Выбрать главу

Портреты братьев Аксаковых, украшавшие рабочее бюро сенатора, обнадежили Мышецкого в несомненном патриотизме сановника.

Сергей Яковлевич начал разговор осторожно:

— Я часто вспоминал наш былой разговор о плевелах…

— О чем? — глуховато напрягся сенатор.

— О плевелах, ваше превосходительство.

— Так.

— Тогда вы, — продолжал Сергей Яковлевич, — государственно-разумно поддержали мою мысль о том, что все плевелы надобно вырывать с корнем…

И вдруг Мясоедов поднял иссохшую ладонь:

— Князь! Вы меня, очевидно, неверно поняли. И сам спаситель воспрещает отделять от плевел пшеницу, дабы ошибкою или случайно не выдернуть злак вместо сорных плевел…

Только сейчас Мышецкий заметил, какой уже старенький сенатор Мясоедов, — Влахопулов был бы перед ним еще молодцом!

— Ваше превосходительство, — начал князь снова, — не могли столь глубоко запамятовать о том неприятном положении, в коем я был оставлен вами в Уренской губернии, мне вверенной?

По тому, как заострился взгляд старика, Мышецкий догадался, что сенатор — наконец-то! — вспомнил его. Вспомнил и теперь, наверное, перебирает в памяти всё его дело.

— И, однако, это не совсем так, — возразил Мясоедов, причмокнув. — Положение Уренской губернии при настоящей ситуации нимало не отличается от положения других губерний империи. И ваше дело, князь, как аптекаря, заключалось только в одном: отпускать на Уренскую губернию лишь те лекарства и в тех дозах, в коих соизволит прописать доктор! Не так ли?

— Простите, — осведомился Сергей Яковлевич, — но кого прикажете понимать под «доктором»? Сенат? Министерство?

— Странный вопрос… от губернатора! И вы, князь, очевидно, своих обязанностей как следует не знаете?

— Нет, я их знаю… примитивно, — отвечал Мышецкий.
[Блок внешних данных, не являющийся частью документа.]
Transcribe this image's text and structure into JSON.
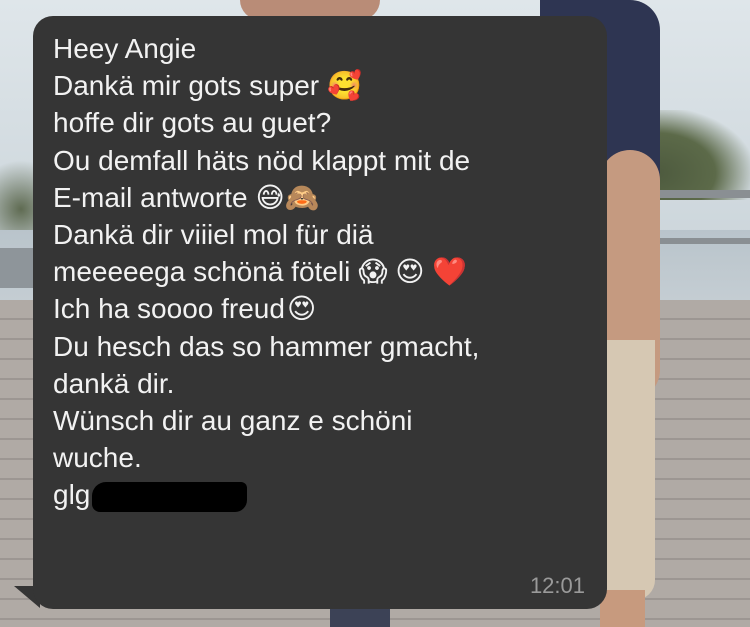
{
  "message": {
    "lines": [
      {
        "text": "Heey Angie",
        "emoji": ""
      },
      {
        "text": "Dankä mir gots super",
        "emoji": "🥰"
      },
      {
        "text": "hoffe dir gots au guet?",
        "emoji": ""
      },
      {
        "text": "Ou demfall häts nöd klappt mit de",
        "emoji": ""
      },
      {
        "text": "E-mail antworte",
        "emoji": "😅🙈"
      },
      {
        "text": "Dankä dir viiiel mol für diä",
        "emoji": ""
      },
      {
        "text": "meeeeega schönä föteli",
        "emoji": "😱 😍 ❤️"
      },
      {
        "text": "Ich ha soooo freud",
        "emoji": "😍"
      },
      {
        "text": "Du hesch das so hammer gmacht,",
        "emoji": ""
      },
      {
        "text": "dankä dir.",
        "emoji": ""
      },
      {
        "text": "Wünsch dir au ganz e schöni",
        "emoji": ""
      },
      {
        "text": "wuche.",
        "emoji": ""
      },
      {
        "text": "glg",
        "emoji": ""
      }
    ],
    "timestamp": "12:01"
  }
}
— Вот как? — нахмурился сенатор.

— Да, если угодно, примитивно.

— Объясните же!

— С удовольствием… Вот известный князь Щербатов три года управлял Московской губернией, приобретя себе славу превосходного администратора. Когда же он вышел в отставку, то в столе у него были обнаружены все пакеты от министра с надписью «Совершенно секретно». И все, как один, были не распечатаны!

— Этим примером вы, князь, хотите подчеркнуть…
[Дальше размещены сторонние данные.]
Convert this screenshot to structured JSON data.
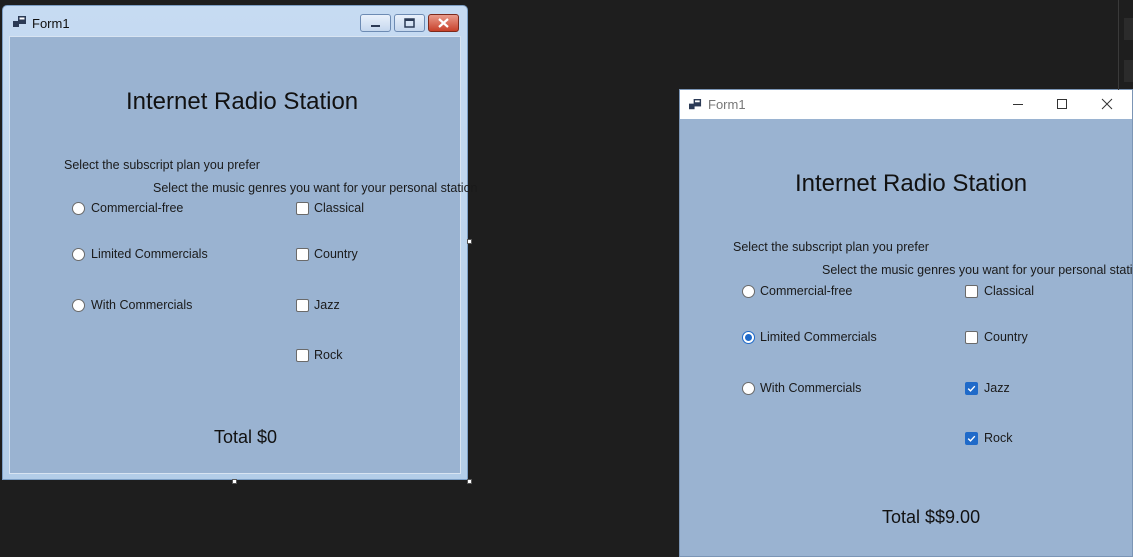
{
  "designer": {
    "window_title": "Form1",
    "heading": "Internet Radio Station",
    "plan_prompt": "Select the subscript plan you prefer",
    "genre_prompt": "Select the music genres you want for your personal station",
    "plans": [
      {
        "label": "Commercial-free",
        "checked": false
      },
      {
        "label": "Limited Commercials",
        "checked": false
      },
      {
        "label": "With Commercials",
        "checked": false
      }
    ],
    "genres": [
      {
        "label": "Classical",
        "checked": false
      },
      {
        "label": "Country",
        "checked": false
      },
      {
        "label": "Jazz",
        "checked": false
      },
      {
        "label": "Rock",
        "checked": false
      }
    ],
    "total": "Total $0"
  },
  "running": {
    "window_title": "Form1",
    "heading": "Internet Radio Station",
    "plan_prompt": "Select the subscript plan you prefer",
    "genre_prompt": "Select the music genres you want for your personal station",
    "plans": [
      {
        "label": "Commercial-free",
        "checked": false
      },
      {
        "label": "Limited Commercials",
        "checked": true
      },
      {
        "label": "With Commercials",
        "checked": false
      }
    ],
    "genres": [
      {
        "label": "Classical",
        "checked": false
      },
      {
        "label": "Country",
        "checked": false
      },
      {
        "label": "Jazz",
        "checked": true
      },
      {
        "label": "Rock",
        "checked": true
      }
    ],
    "total": "Total $$9.00"
  },
  "colors": {
    "form_background": "#9ab3d1",
    "accent": "#1f6ac9",
    "desktop": "#1e1e1e"
  }
}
— …только независимость своего мнения! — подхватил Мышецкий. — Я пришел к убеждению, что губернатор, назначенный лично императором, подчиняясь только сенату, должен исполнять распоряжения министерств, но никому из министров в отдельности не подчиняться. Инициатива и добрая воля к свершению блага — вот основные принципы, которых я и придерживался!

Это было чересчур искренне, и Мясоедов фыркнул.

— Вы не избаловались ли там… вдалеке? Когда вы, князь, стали губернатором — при Сипягине или при Плеве?

— При Вячеславе Константиновиче.

— Странно! Странно, и совсем непохоже на покойного Плеве.

На что Мышецкий вполне разумно ответил сенатору:

— Но губернатору совсем необязательно быть похожим на своего министра… Хотя бы — на Плеве!

Ход мыслей старика сенатора был теперь для Мышецкого таинствен, как возня мышей под полом. Вот и этот вопрос:

— Простите меня, сударь, но я как-то не могу уразуметь причин вашего визита ко мне.

Сергей Яковлевич вцепился в подлокотники кресла:

— Я пришел к вашему превосходительству в чаянии той поддержки, которую вы однажды уже оказали мне. А ныне я пребываю в некотором подозрении…

— Как? — И рука сенатора была приставлена к уху.

— В подозрении, — четко выговорил Мышецкий.

Синеватые пальцы сенатора стиснулись в жесткий замок и даже побелели от напряжения.

— Князь! Сейчас половина России находится у правительства в подозрении. Однако же мало кто из числа подозреваемых обращается в сенат, например — ко мне!

— Но мое положение…

— Я не понимаю, — властно перебил князя Мясоедов, — о какой поддержке вы хлопочете? Ваше дело (помню, помню) о разведении коммунальных мужицких хозяйств в степи…

— Артельных! — быстро поправил его Мышецкий.

— Безразлично, — отмахнулся сенатор. — Но это дело столь ответственно, что я, ваш покорный слуга, не берусь рассудить его самолично…

Сергей Яковлевич снова посмотрел на портреты Аксаковых и решил возвратить старика сенатора к безвозвратным временам его славянофильской молодости.

— Эти благородные лики, — сказал князь, — неужели не могут быть посредниками между нами? И пусть до того, как вы станете судить меня в сенате, пусть они, эти апостолы, напомнят нам об артельных началах крестьянства на Руси!